An aluminum baseball bat, foot stomps, dynamic body slamming – it all took place on a five inch iPhone display.  It’s the first time someone holding a cellphone up at a live event wasn’t despised by the people in the rows behind him.  The cellphone holders became beckons of light.  All eyes focused on the numerous mobile devices.  For the most part, they didn’t bother recording.  They simply used the viewfinder to watch the show.  The entire show.

The irony of a spectator pinching his fingers against a screen and spreading them to enlarge the picture of a midget is too much.  Once the crowd came to the realization that the show would not be watched firsthand, equal parts chaos and boredom ensued.  The sticklers left straight away.  They filed their complaints, made disgusted faces, took their thirteen and a half dollar beers and hit the road.  Then there was the rambunctious.  These people stamped their feet, tossed their mostly-empty drinks, smoked, and yelled out obscenities.  “Show us your tits,” to the chubby male midget in a singlet was my favorite.

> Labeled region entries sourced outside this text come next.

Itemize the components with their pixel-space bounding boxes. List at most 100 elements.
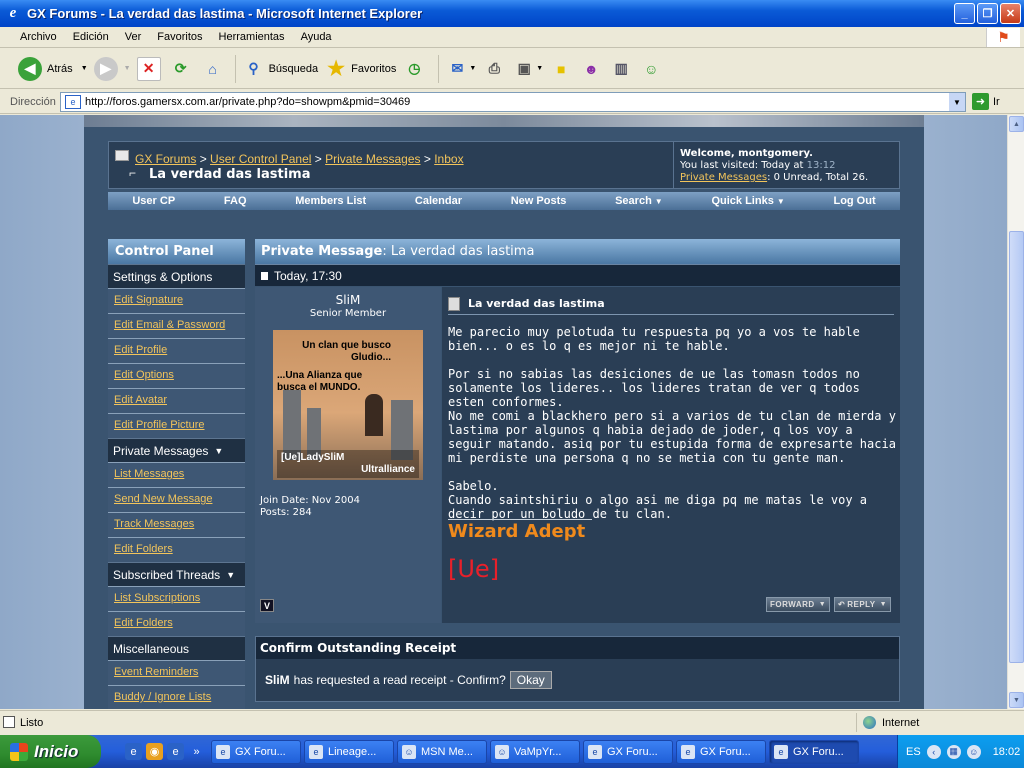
- nav-new-posts[interactable]: New Posts: [511, 195, 567, 207]
- chevron-left-icon[interactable]: ‹: [926, 744, 941, 759]
- sender-name[interactable]: SliM: [255, 293, 441, 307]
- scroll-up-icon[interactable]: ▲: [1009, 116, 1024, 132]
- menu-ayuda[interactable]: Ayuda: [293, 31, 340, 43]
- nav-calendar[interactable]: Calendar: [415, 195, 462, 207]
- event-reminders-link[interactable]: Event Reminders: [114, 666, 198, 678]
- edit-email-password-link[interactable]: Edit Email & Password: [114, 319, 225, 331]
- message-text: Me parecio muy pelotuda tu respuesta pq …: [448, 325, 898, 535]
- nav-search[interactable]: Search ▼: [615, 195, 663, 207]
- task-msn-messenger[interactable]: ☺ MSN Me...: [397, 739, 487, 764]
- scroll-down-icon[interactable]: ▼: [1009, 692, 1024, 708]
- message-paragraph: Sabelo.: [448, 479, 499, 493]
- messenger-icon[interactable]: ☻: [579, 57, 603, 81]
- track-messages-link[interactable]: Track Messages: [114, 518, 194, 530]
- edit-signature-link[interactable]: Edit Signature: [114, 294, 183, 306]
- breadcrumb-pm-link[interactable]: Private Messages: [325, 152, 420, 166]
- edit-profile-picture-link[interactable]: Edit Profile Picture: [114, 419, 204, 431]
- history-icon[interactable]: ◷: [402, 57, 426, 81]
- task-gx-forums-3[interactable]: e GX Foru...: [676, 739, 766, 764]
- welcome-pm-link[interactable]: Private Messages: [680, 172, 767, 183]
- vertical-scrollbar[interactable]: ▲ ▼: [1007, 115, 1024, 709]
- task-gx-forums-active[interactable]: e GX Foru...: [769, 739, 859, 764]
- nav-members-list[interactable]: Members List: [295, 195, 366, 207]
- task-vampyr[interactable]: ☺ VaMpYr...: [490, 739, 580, 764]
- system-tray: ES ‹ ▦ ☺ 18:02: [897, 735, 1024, 768]
- menu-edicion[interactable]: Edición: [65, 31, 117, 43]
- msn-buddies-icon[interactable]: ☺: [639, 57, 663, 81]
- vb-icon[interactable]: V: [260, 599, 274, 612]
- menu-archivo[interactable]: Archivo: [12, 31, 65, 43]
- edit-subscription-folders-link[interactable]: Edit Folders: [114, 617, 173, 629]
- print-icon[interactable]: ⎙: [482, 57, 506, 81]
- refresh-icon[interactable]: ⟳: [169, 57, 193, 81]
- address-label: Dirección: [10, 95, 56, 108]
- sender-rank: Senior Member: [309, 308, 387, 319]
- windows-flag-icon: ⚑: [986, 28, 1020, 47]
- scroll-thumb[interactable]: [1009, 231, 1024, 663]
- nav-quick-links[interactable]: Quick Links ▼: [711, 195, 784, 207]
- chevron-down-icon[interactable]: ▼: [949, 93, 965, 111]
- nav-log-out[interactable]: Log Out: [833, 195, 875, 207]
- maximize-button[interactable]: ❐: [977, 3, 998, 24]
- sidebar-section-pm[interactable]: Private Messages ▼: [108, 438, 245, 462]
- browser-quicklaunch-icon[interactable]: e: [167, 743, 184, 760]
- favorites-button[interactable]: ★ Favoritos: [324, 57, 396, 81]
- research-icon[interactable]: ▥: [609, 57, 633, 81]
- sidebar-item: Edit Email & Password: [108, 313, 245, 338]
- network-icon[interactable]: ▦: [946, 744, 961, 759]
- stop-icon[interactable]: ✕: [136, 56, 161, 81]
- reply-button[interactable]: ↶ REPLY ▼: [834, 597, 892, 612]
- task-gx-forums-1[interactable]: e GX Foru...: [211, 739, 301, 764]
- send-new-message-link[interactable]: Send New Message: [114, 493, 212, 505]
- chevron-right-icon[interactable]: »: [188, 743, 205, 760]
- note-icon[interactable]: ■: [549, 57, 573, 81]
- quick-launch: e ◉ e »: [125, 743, 205, 760]
- edit-profile-link[interactable]: Edit Profile: [114, 344, 167, 356]
- language-indicator[interactable]: ES: [906, 746, 921, 758]
- security-zone[interactable]: Internet: [856, 713, 1020, 732]
- start-button[interactable]: Inicio: [0, 735, 101, 768]
- chevron-down-icon[interactable]: ▼: [469, 65, 476, 72]
- avatar-text-1: Un clan que busco Gludio...: [302, 340, 391, 363]
- buddy-ignore-lists-link[interactable]: Buddy / Ignore Lists: [114, 691, 211, 703]
- menu-favoritos[interactable]: Favoritos: [149, 31, 210, 43]
- edit-icon[interactable]: ▣: [512, 57, 536, 81]
- edit-avatar-link[interactable]: Edit Avatar: [114, 394, 167, 406]
- windows-logo-icon: [10, 742, 28, 761]
- go-button[interactable]: ➜ Ir: [972, 93, 1000, 110]
- task-lineage[interactable]: e Lineage...: [304, 739, 394, 764]
- sidebar-section-threads[interactable]: Subscribed Threads ▼: [108, 562, 245, 586]
- breadcrumb-ucp-link[interactable]: User Control Panel: [210, 152, 311, 166]
- nav-faq[interactable]: FAQ: [224, 195, 247, 207]
- window-titlebar[interactable]: e GX Forums - La verdad das lastima - Mi…: [0, 0, 1024, 27]
- nav-user-cp[interactable]: User CP: [132, 195, 175, 207]
- edit-pm-folders-link[interactable]: Edit Folders: [114, 543, 173, 555]
- list-subscriptions-link[interactable]: List Subscriptions: [114, 592, 200, 604]
- address-bar: Dirección e http://foros.gamersx.com.ar/…: [0, 90, 1024, 114]
- close-button[interactable]: ✕: [1000, 3, 1021, 24]
- breadcrumb: GX Forums > User Control Panel > Private…: [135, 152, 464, 166]
- msn-tray-icon[interactable]: ☺: [966, 744, 981, 759]
- chevron-down-icon[interactable]: ▼: [536, 65, 543, 72]
- forward-button[interactable]: FORWARD ▼: [766, 597, 831, 612]
- breadcrumb-home-link[interactable]: GX Forums: [135, 152, 196, 166]
- mail-icon[interactable]: ✉: [445, 57, 469, 81]
- okay-button[interactable]: Okay: [509, 671, 552, 689]
- minimize-button[interactable]: _: [954, 3, 975, 24]
- home-icon[interactable]: ⌂: [201, 57, 225, 81]
- media-quicklaunch-icon[interactable]: ◉: [146, 743, 163, 760]
- edit-options-link[interactable]: Edit Options: [114, 369, 174, 381]
- search-button[interactable]: ⚲ Búsqueda: [242, 57, 318, 81]
- back-button[interactable]: ◀ Atrás ▼: [18, 56, 88, 81]
- sidebar-item: Edit Profile: [108, 338, 245, 363]
- breadcrumb-inbox-link[interactable]: Inbox: [434, 152, 463, 166]
- navbar-box: GX Forums > User Control Panel > Private…: [108, 141, 900, 189]
- message-paragraph: Me parecio muy pelotuda tu respuesta pq …: [448, 325, 860, 353]
- forward-button[interactable]: ▶ ▼: [93, 56, 131, 81]
- task-gx-forums-2[interactable]: e GX Foru...: [583, 739, 673, 764]
- menu-ver[interactable]: Ver: [117, 31, 150, 43]
- menu-herramientas[interactable]: Herramientas: [211, 31, 293, 43]
- list-messages-link[interactable]: List Messages: [114, 468, 184, 480]
- ie-quicklaunch-icon[interactable]: e: [125, 743, 142, 760]
- address-input[interactable]: e http://foros.gamersx.com.ar/private.ph…: [60, 92, 966, 112]
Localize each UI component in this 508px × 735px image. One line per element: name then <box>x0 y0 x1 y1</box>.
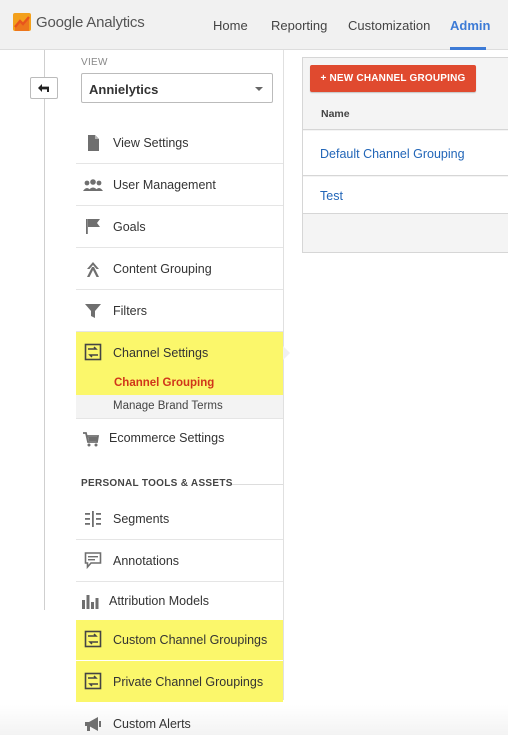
selection-pointer <box>283 346 290 360</box>
table-row: Default Channel Grouping <box>303 131 508 176</box>
nav-customization[interactable]: Customization <box>348 18 430 33</box>
menu-item-label: Segments <box>113 512 170 526</box>
menu-item-custom-channel-groupings[interactable]: Custom Channel Groupings <box>76 620 283 660</box>
rail-line <box>44 50 45 610</box>
menu-item-content-grouping[interactable]: Content Grouping <box>76 248 283 290</box>
flag-icon <box>86 219 100 234</box>
channel-icon <box>84 630 102 648</box>
menu-item-label: View Settings <box>113 136 189 150</box>
menu-item-user-management[interactable]: User Management <box>76 164 283 206</box>
table-header: Name <box>303 99 508 130</box>
megaphone-icon <box>85 717 101 731</box>
menu-item-label: Private Channel Groupings <box>113 675 264 689</box>
menu-item-custom-alerts[interactable]: Custom Alerts <box>76 707 283 735</box>
menu-item-label: Attribution Models <box>109 594 210 608</box>
nav-admin[interactable]: Admin <box>450 18 490 33</box>
new-channel-grouping-label: + NEW CHANNEL GROUPING <box>320 73 466 84</box>
section-divider <box>232 484 283 485</box>
table-row: Test <box>303 177 508 214</box>
menu-item-goals[interactable]: Goals <box>76 206 283 248</box>
menu-item-segments[interactable]: Segments <box>76 498 283 540</box>
column-divider <box>283 50 284 700</box>
menu-item-attribution-models[interactable]: Attribution Models <box>76 582 283 620</box>
channel-icon <box>84 672 102 690</box>
submenu-label: Manage Brand Terms <box>113 400 223 412</box>
filter-icon <box>85 304 101 318</box>
segments-icon <box>85 511 101 527</box>
menu-item-label: Custom Channel Groupings <box>113 633 268 647</box>
menu-item-filters[interactable]: Filters <box>76 290 283 332</box>
menu-item-annotations[interactable]: Annotations <box>76 540 283 582</box>
menu-item-label: Content Grouping <box>113 262 212 276</box>
channel-grouping-link[interactable]: Test <box>320 189 343 203</box>
menu-item-ecommerce-settings[interactable]: Ecommerce Settings <box>76 419 283 459</box>
new-channel-grouping-button[interactable]: + NEW CHANNEL GROUPING <box>310 65 476 92</box>
app-title: Google Analytics <box>36 13 145 31</box>
menu-item-view-settings[interactable]: View Settings <box>76 122 283 164</box>
users-icon <box>83 179 103 191</box>
document-icon <box>88 135 99 151</box>
menu-item-label: Channel Settings <box>113 346 209 360</box>
menu-item-channel-settings[interactable]: Channel Settings <box>76 332 283 374</box>
view-dropdown[interactable]: Annielytics <box>81 73 273 103</box>
menu-item-label: Custom Alerts <box>113 717 191 731</box>
top-header: Google Analytics Home Reporting Customiz… <box>0 0 508 50</box>
analytics-logo-icon <box>13 13 31 31</box>
view-label: VIEW <box>81 57 108 68</box>
bar-chart-icon <box>82 595 99 609</box>
back-arrow-icon <box>38 84 49 92</box>
menu-item-label: Goals <box>113 220 146 234</box>
back-button[interactable] <box>30 77 58 99</box>
active-tab-underline <box>450 47 486 50</box>
cart-icon <box>83 432 100 447</box>
google-analytics-logo[interactable]: Google Analytics <box>13 13 145 31</box>
menu-item-label: Filters <box>113 304 148 318</box>
channel-grouping-link[interactable]: Default Channel Grouping <box>320 147 465 161</box>
chevron-down-icon <box>255 87 263 91</box>
content-grouping-icon <box>87 262 99 277</box>
section-heading-personal-tools: PERSONAL TOOLS & ASSETS <box>81 478 233 489</box>
view-dropdown-value: Annielytics <box>89 82 159 97</box>
menu-item-private-channel-groupings[interactable]: Private Channel Groupings <box>76 661 283 702</box>
column-header-name: Name <box>321 108 350 120</box>
submenu-manage-brand-terms[interactable]: Manage Brand Terms <box>76 395 283 419</box>
channel-icon <box>84 343 102 361</box>
menu-item-label: User Management <box>113 178 216 192</box>
menu-item-label: Annotations <box>113 554 180 568</box>
nav-home[interactable]: Home <box>213 18 248 33</box>
nav-reporting[interactable]: Reporting <box>271 18 327 33</box>
submenu-channel-grouping[interactable]: Channel Grouping <box>114 377 214 389</box>
annotation-icon <box>84 552 102 569</box>
menu-item-label: Ecommerce Settings <box>109 431 225 445</box>
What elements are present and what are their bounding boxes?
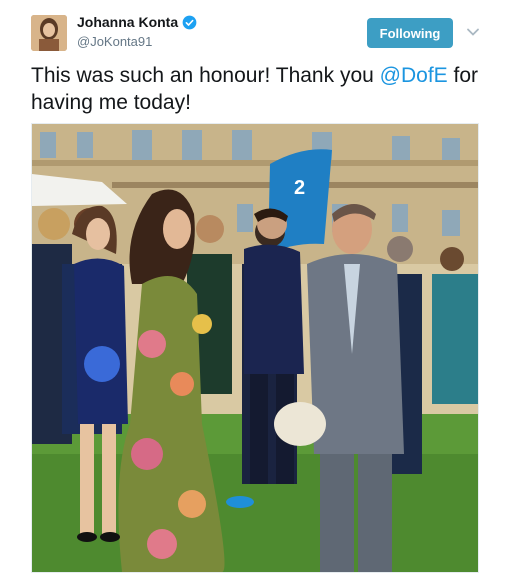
blue-cone xyxy=(226,496,254,508)
avatar-photo xyxy=(31,15,67,51)
mention-link[interactable]: @DofE xyxy=(380,64,448,87)
tweet-card: Johanna Konta @JoKonta91 Following This … xyxy=(0,0,508,577)
tweet-photo[interactable]: 2 xyxy=(31,123,479,573)
chevron-down-icon[interactable] xyxy=(465,24,481,40)
user-names: Johanna Konta @JoKonta91 xyxy=(77,14,197,49)
tweet-text-part1: This was such an honour! Thank you xyxy=(31,64,380,87)
verified-badge-icon xyxy=(182,15,197,29)
banner-number: 2 xyxy=(294,177,305,199)
display-name[interactable]: Johanna Konta xyxy=(77,14,178,30)
hat-in-hand xyxy=(274,402,326,446)
following-button[interactable]: Following xyxy=(367,18,453,48)
avatar[interactable] xyxy=(31,15,67,51)
display-name-row[interactable]: Johanna Konta xyxy=(77,14,197,30)
garden-party-photo: 2 xyxy=(32,124,478,572)
user-handle[interactable]: @JoKonta91 xyxy=(77,34,197,49)
tweet-text: This was such an honour! Thank you @DofE… xyxy=(31,62,481,116)
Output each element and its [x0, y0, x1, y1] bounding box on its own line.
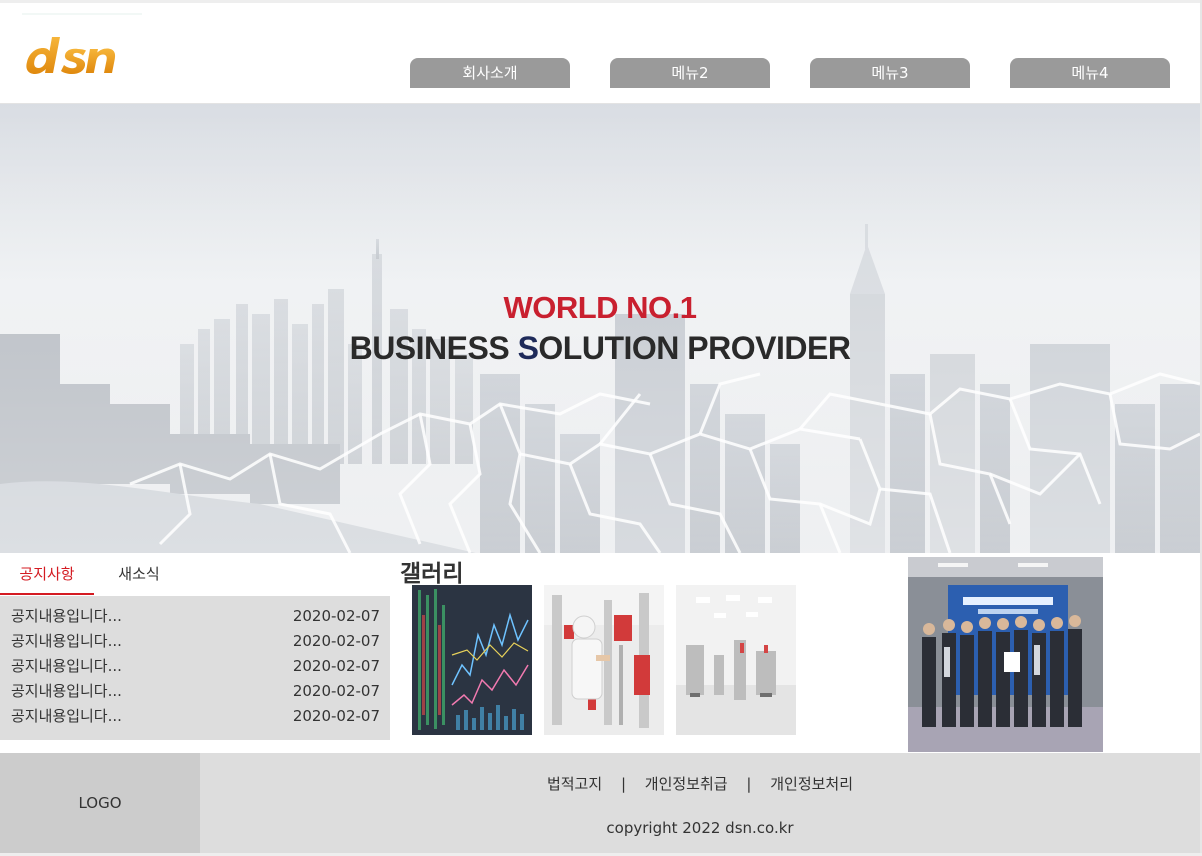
footer-link-privacy-processing[interactable]: 개인정보처리 [770, 775, 853, 793]
site-header: 회사소개 메뉴2 메뉴3 메뉴4 [0, 3, 1200, 104]
notice-date: 2020-02-07 [292, 632, 380, 650]
stock-chart-image [412, 585, 532, 735]
footer-separator: | [620, 775, 626, 793]
list-item[interactable]: 공지내용입니다... 2020-02-07 [0, 704, 390, 729]
nav-menu3[interactable]: 메뉴3 [810, 58, 970, 88]
hero-headline: WORLD NO.1 [503, 290, 697, 325]
lab-room-image [676, 585, 796, 735]
site-footer: LOGO 법적고지 | 개인정보취급 | 개인정보처리 copyright 20… [0, 753, 1200, 853]
gallery-thumb-lab[interactable] [676, 585, 796, 735]
notice-date: 2020-02-07 [292, 682, 380, 700]
tab-notice[interactable]: 공지사항 [0, 557, 94, 595]
notice-title: 공지내용입니다... [11, 657, 122, 675]
logo-underline [22, 13, 142, 15]
list-item[interactable]: 공지내용입니다... 2020-02-07 [0, 679, 390, 704]
hero-sub-prefix: BUSINESS [349, 330, 518, 366]
notice-title: 공지내용입니다... [11, 707, 122, 725]
list-item[interactable]: 공지내용입니다... 2020-02-07 [0, 604, 390, 629]
notice-tabs: 공지사항 새소식 [0, 557, 390, 595]
notice-date: 2020-02-07 [292, 657, 380, 675]
engineer-image [544, 585, 664, 735]
tab-news[interactable]: 새소식 [94, 557, 184, 595]
footer-separator: | [746, 775, 752, 793]
copyright-text: copyright 2022 dsn.co.kr [606, 819, 794, 837]
notice-title: 공지내용입니다... [11, 607, 122, 625]
city-skyline-image [0, 104, 1200, 553]
gallery-thumb-engineer[interactable] [544, 585, 664, 735]
list-item[interactable]: 공지내용입니다... 2020-02-07 [0, 629, 390, 654]
hero-banner: WORLD NO.1 BUSINESS SOLUTION PROVIDER [0, 104, 1200, 553]
nav-menu4[interactable]: 메뉴4 [1010, 58, 1170, 88]
notice-title: 공지내용입니다... [11, 682, 122, 700]
notice-date: 2020-02-07 [292, 607, 380, 625]
list-item[interactable]: 공지내용입니다... 2020-02-07 [0, 654, 390, 679]
dsn-logo-icon [26, 37, 116, 74]
group-photo-image [908, 557, 1103, 752]
nav-company-intro[interactable]: 회사소개 [410, 58, 570, 88]
footer-link-legal[interactable]: 법적고지 [547, 775, 602, 793]
notice-date: 2020-02-07 [292, 707, 380, 725]
hero-sub-highlight: S [517, 330, 539, 366]
gallery-title: 갤러리 [400, 561, 464, 587]
footer-links: 법적고지 | 개인정보취급 | 개인정보처리 [200, 773, 1200, 794]
footer-link-privacy-handling[interactable]: 개인정보취급 [645, 775, 728, 793]
hero-subheadline: BUSINESS SOLUTION PROVIDER [0, 330, 1200, 367]
dsn-logo[interactable] [22, 31, 142, 83]
notice-title: 공지내용입니다... [11, 632, 122, 650]
notice-list: 공지내용입니다... 2020-02-07 공지내용입니다... 2020-02… [0, 596, 390, 740]
hero-sub-suffix: OLUTION PROVIDER [538, 330, 851, 366]
footer-logo[interactable]: LOGO [0, 753, 200, 853]
nav-menu2[interactable]: 메뉴2 [610, 58, 770, 88]
gallery-thumb-stock-chart[interactable] [412, 585, 532, 735]
gallery-photo-agreement[interactable] [908, 557, 1103, 752]
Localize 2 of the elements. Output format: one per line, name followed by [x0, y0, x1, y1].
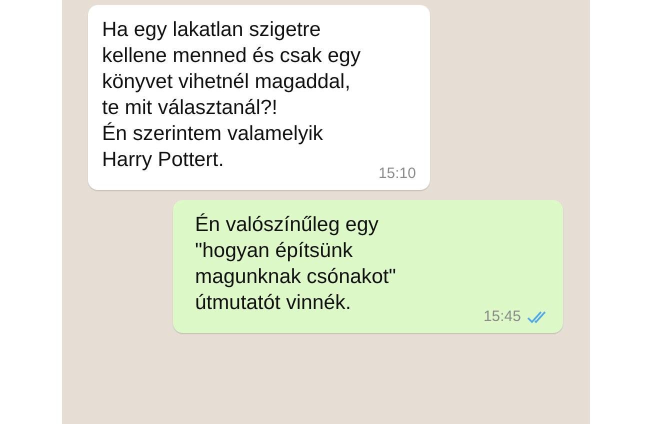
message-time: 15:45	[483, 308, 521, 325]
message-time: 15:10	[378, 165, 416, 182]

By the third act, the crowd had mostly had it.  The best seats in the house, the VIP section on the balcony, were becoming abandoned.  Most of the standing crowd had shifted and scattered.  A narrow group of diehards braved the poorly practiced intermission act of two women pretend hair pulling.  Extreme Midget Wrestling, despite the initial excitement, had fallen short.

We didn’t stick around for the autographs.  We left before the championship fight.  I’m sure it was all it was cracked up to be.  Steel chairs, baseball bats, backflips, submissions, blood, sweat, tears.  It would have been fun to watch.  It could have been incredible if things were just a bit…taller.  You’d think midgets, of all people, would have taken height into consideration.